UN MIRACLE DE NOTRE-DAME

 

 

 

 

 

 

par

 

 

 

 

 

 

Maurice DELÉGLISE

 

 

 

 

 

 

 

 

 

 

 

 

DÈS que se dessinèrent, au Moyen Âge, les premières tentatives de représenter par personnages quelques épisodes de l’Écriture ou de la Liturgie, pour permettre aux fidèles une plus grande compréhension des textes sacrés et des cérémonies religieuses, l’action de la Vierge tenta les auteurs de jeux dramatiques. Les poètes n’eurent pas de peine à trouver les thèmes car nombreux était alors les récits et les contes, en prose ou en vers surtout, qui chantaient de façon naïve la touchante confiance que le Moyen Âge témoigna à la toute-puissante Mère de Dieu. On se répétait sans se lasser les prodiges qu’elle obtenait de son divin Fils, en faveur de ceux qui s’abandonnaient à elle. Jacques de Voragine, dans sa fameuse LÉGENDE DORÉE, Jean Miélot, secrétaire de Philippe le Bon et de Charles le Téméraire, Gauthier de Coincy dont les cinquante MIRACLES totalisent environ 4,000 vers, et bien d’autres nous ont conservé les traces de la ferveur de nos pères. Cette abondante source d’inspiration donna naissance à une importante littérature dramatique, les MIRACLES DE NOTRE DAME, dont une cinquantaine seulement nous ont été conservés et parmi eux, au XIVe siècle, les quarante des manuscrits 819 et 820 de la Bibliothèque Nationale.

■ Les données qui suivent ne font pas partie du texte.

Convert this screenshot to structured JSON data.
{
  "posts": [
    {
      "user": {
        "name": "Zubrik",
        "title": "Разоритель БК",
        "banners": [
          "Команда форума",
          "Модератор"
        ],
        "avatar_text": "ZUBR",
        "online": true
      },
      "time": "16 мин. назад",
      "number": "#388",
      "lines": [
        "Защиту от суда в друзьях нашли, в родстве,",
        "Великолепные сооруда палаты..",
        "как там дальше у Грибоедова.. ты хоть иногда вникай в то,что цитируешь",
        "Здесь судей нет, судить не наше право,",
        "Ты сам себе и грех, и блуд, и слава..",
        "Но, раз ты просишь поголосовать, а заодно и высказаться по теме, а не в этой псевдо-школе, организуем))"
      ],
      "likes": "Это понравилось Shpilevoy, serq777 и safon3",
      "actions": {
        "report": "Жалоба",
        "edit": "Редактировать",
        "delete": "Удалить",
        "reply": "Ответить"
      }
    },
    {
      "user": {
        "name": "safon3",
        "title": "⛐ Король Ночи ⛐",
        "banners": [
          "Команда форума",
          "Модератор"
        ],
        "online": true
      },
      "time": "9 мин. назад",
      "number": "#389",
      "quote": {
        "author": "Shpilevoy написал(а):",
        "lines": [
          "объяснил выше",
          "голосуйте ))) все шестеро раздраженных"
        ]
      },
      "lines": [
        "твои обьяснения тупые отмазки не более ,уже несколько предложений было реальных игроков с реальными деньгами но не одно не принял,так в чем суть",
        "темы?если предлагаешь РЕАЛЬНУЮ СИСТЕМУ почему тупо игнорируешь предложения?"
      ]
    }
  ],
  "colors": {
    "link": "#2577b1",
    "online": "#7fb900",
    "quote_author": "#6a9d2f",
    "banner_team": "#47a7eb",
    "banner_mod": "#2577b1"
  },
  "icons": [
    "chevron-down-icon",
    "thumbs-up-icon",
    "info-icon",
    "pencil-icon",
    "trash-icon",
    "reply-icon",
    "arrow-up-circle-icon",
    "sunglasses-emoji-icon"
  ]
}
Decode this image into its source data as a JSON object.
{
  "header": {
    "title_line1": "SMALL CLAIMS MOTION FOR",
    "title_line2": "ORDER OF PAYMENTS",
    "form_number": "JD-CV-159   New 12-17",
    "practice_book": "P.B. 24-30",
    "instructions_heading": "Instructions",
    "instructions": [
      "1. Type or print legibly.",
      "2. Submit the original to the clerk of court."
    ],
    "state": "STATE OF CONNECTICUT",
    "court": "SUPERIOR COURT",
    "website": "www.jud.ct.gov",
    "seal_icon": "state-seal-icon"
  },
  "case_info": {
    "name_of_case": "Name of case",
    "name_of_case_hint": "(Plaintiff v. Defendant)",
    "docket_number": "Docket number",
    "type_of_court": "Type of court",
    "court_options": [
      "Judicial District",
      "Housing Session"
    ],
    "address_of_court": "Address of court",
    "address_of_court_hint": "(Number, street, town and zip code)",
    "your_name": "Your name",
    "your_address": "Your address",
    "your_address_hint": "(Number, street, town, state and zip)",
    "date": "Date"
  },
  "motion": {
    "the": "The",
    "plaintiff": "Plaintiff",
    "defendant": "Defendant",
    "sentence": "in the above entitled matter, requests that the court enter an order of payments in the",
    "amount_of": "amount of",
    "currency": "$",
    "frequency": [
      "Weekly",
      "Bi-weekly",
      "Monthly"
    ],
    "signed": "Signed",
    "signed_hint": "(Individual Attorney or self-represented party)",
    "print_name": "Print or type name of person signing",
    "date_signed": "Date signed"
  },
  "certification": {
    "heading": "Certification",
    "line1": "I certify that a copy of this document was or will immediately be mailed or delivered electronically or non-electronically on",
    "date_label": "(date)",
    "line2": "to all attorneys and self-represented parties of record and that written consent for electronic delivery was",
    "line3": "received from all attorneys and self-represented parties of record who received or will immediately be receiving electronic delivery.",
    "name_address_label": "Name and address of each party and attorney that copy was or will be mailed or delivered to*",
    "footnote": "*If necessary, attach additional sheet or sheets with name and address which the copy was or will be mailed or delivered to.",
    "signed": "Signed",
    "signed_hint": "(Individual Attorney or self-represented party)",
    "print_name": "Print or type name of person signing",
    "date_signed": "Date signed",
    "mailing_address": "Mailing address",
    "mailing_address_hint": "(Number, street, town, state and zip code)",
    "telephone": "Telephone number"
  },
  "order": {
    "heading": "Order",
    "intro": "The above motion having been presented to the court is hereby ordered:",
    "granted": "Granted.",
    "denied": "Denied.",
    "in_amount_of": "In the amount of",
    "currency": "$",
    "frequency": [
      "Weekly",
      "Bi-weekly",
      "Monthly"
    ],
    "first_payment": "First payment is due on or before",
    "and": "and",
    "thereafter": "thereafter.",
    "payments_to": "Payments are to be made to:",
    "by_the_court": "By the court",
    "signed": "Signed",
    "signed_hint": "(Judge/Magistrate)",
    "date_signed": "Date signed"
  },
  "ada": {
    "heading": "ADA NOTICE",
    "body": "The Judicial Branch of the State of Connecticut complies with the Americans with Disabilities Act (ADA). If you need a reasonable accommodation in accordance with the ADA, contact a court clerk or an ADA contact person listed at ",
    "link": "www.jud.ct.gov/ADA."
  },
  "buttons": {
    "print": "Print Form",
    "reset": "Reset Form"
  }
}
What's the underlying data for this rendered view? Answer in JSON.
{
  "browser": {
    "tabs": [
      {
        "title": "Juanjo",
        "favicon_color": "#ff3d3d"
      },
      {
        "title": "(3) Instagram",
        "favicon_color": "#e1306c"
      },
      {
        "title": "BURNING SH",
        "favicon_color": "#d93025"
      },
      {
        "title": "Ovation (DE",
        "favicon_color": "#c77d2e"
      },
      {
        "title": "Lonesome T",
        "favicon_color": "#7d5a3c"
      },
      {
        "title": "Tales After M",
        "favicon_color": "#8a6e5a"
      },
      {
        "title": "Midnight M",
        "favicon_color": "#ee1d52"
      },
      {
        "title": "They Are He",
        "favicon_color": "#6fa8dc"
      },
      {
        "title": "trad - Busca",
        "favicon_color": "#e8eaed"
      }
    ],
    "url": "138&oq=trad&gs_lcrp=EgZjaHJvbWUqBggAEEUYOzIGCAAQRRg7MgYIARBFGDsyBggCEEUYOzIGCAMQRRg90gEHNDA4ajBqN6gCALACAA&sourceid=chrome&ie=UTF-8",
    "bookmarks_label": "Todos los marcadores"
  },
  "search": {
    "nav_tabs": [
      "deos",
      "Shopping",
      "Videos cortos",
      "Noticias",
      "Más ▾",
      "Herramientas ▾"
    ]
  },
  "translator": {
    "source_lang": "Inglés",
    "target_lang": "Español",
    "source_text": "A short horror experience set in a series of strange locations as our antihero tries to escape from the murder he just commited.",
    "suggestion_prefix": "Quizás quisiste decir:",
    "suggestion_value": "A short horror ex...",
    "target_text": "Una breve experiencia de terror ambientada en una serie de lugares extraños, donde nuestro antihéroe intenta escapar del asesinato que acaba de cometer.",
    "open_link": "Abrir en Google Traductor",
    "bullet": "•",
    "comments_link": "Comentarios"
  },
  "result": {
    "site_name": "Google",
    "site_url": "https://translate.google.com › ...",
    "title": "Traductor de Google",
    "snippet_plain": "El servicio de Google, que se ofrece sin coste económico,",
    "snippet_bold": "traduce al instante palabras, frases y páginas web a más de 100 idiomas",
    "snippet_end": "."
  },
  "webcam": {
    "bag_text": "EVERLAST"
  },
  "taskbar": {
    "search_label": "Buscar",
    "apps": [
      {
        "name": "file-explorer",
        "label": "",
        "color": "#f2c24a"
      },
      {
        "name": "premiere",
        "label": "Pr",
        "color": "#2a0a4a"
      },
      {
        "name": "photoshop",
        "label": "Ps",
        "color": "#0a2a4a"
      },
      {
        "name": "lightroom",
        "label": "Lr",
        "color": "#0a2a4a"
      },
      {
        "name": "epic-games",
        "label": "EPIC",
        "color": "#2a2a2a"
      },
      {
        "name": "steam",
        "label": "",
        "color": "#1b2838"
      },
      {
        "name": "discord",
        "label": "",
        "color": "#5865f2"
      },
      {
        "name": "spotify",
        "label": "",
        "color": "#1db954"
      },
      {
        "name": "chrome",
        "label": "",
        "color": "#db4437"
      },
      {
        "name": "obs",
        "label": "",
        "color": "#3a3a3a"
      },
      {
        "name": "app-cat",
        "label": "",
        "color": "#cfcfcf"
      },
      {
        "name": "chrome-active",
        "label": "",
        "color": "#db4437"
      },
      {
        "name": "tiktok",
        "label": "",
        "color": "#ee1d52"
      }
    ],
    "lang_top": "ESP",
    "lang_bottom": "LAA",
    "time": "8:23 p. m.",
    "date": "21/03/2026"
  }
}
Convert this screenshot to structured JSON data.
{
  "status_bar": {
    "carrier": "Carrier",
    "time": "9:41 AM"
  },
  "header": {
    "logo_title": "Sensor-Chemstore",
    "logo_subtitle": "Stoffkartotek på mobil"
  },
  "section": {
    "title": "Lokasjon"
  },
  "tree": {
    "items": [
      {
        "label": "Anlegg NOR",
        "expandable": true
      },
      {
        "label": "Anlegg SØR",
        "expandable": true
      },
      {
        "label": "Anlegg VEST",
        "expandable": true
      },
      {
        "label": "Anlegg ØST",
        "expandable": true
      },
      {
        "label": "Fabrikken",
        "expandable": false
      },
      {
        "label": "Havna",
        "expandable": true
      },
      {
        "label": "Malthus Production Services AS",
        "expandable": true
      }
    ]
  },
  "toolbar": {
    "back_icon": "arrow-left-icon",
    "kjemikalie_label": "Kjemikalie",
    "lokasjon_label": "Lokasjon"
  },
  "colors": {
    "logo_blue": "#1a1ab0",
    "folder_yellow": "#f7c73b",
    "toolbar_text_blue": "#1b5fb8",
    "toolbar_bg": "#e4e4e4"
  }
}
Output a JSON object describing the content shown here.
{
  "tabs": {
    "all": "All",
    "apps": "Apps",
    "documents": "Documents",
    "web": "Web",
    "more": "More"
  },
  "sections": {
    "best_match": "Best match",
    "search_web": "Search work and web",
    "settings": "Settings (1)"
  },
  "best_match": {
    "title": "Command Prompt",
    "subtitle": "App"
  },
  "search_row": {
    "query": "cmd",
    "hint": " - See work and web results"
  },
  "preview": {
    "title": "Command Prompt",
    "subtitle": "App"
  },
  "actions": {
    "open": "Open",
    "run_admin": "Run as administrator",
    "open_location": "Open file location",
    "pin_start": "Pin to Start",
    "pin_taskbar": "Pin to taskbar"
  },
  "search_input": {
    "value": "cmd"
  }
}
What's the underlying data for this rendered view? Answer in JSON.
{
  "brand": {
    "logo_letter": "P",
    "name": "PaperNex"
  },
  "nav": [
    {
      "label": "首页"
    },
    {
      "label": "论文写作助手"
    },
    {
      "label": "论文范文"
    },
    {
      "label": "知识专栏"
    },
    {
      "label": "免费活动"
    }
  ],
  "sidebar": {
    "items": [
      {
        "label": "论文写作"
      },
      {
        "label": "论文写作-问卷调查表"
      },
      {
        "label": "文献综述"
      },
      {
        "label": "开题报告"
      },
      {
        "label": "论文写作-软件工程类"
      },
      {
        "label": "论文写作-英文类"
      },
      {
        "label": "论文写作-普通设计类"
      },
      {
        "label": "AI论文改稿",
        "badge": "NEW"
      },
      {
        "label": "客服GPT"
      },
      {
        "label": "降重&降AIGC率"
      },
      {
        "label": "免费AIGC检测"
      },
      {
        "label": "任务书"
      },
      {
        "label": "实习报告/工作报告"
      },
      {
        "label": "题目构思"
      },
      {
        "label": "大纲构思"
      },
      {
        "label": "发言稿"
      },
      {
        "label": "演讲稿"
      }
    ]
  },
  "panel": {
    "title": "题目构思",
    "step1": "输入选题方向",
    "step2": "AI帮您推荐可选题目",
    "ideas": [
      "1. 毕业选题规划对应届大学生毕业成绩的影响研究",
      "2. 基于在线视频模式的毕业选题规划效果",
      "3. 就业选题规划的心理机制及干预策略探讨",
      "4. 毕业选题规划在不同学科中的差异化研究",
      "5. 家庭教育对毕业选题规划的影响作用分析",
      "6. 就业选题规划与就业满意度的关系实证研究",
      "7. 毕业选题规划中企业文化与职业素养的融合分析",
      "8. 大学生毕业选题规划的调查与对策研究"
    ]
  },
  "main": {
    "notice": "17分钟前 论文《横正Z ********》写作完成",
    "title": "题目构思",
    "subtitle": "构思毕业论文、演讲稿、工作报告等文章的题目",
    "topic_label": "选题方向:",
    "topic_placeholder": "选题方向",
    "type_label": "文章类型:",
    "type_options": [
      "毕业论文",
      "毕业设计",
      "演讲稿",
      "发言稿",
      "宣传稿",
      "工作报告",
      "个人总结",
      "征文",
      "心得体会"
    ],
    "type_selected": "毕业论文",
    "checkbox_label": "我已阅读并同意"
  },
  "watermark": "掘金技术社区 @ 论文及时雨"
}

Tant par le sujet que par la peinture des caractères, ces petites pièces ont une valeur humaine encore actuelle. À tel point que des auteurs modernes n’ont pas craint d’y puiser leur inspiration. Une des plus connues est celle qui s’intitule : « Le Mystère de la Sacristaine qui, ayant quitté son monastère, y fut remplacée par la Vierge elle-même ». Monsieur Robert Guiette, dans un ouvrage très documenté édité en 1927 par Champion, rassemble et étudie plus de deux cents versions du même miracle, en toutes langues, jusqu’aux films de Max Reinhart ou de Jacques de Baroncelli. Nous nous bornerons aujourd’hui à confronter les œuvres qu’en ont tirées deux auteurs contemporains, Maurice Maeterlinck et Henri Brochet, et à déterminer, ce qui est proprement notre sujet, le rôle qu’y tient Notre Dame et le portrait qu’on nous en fait.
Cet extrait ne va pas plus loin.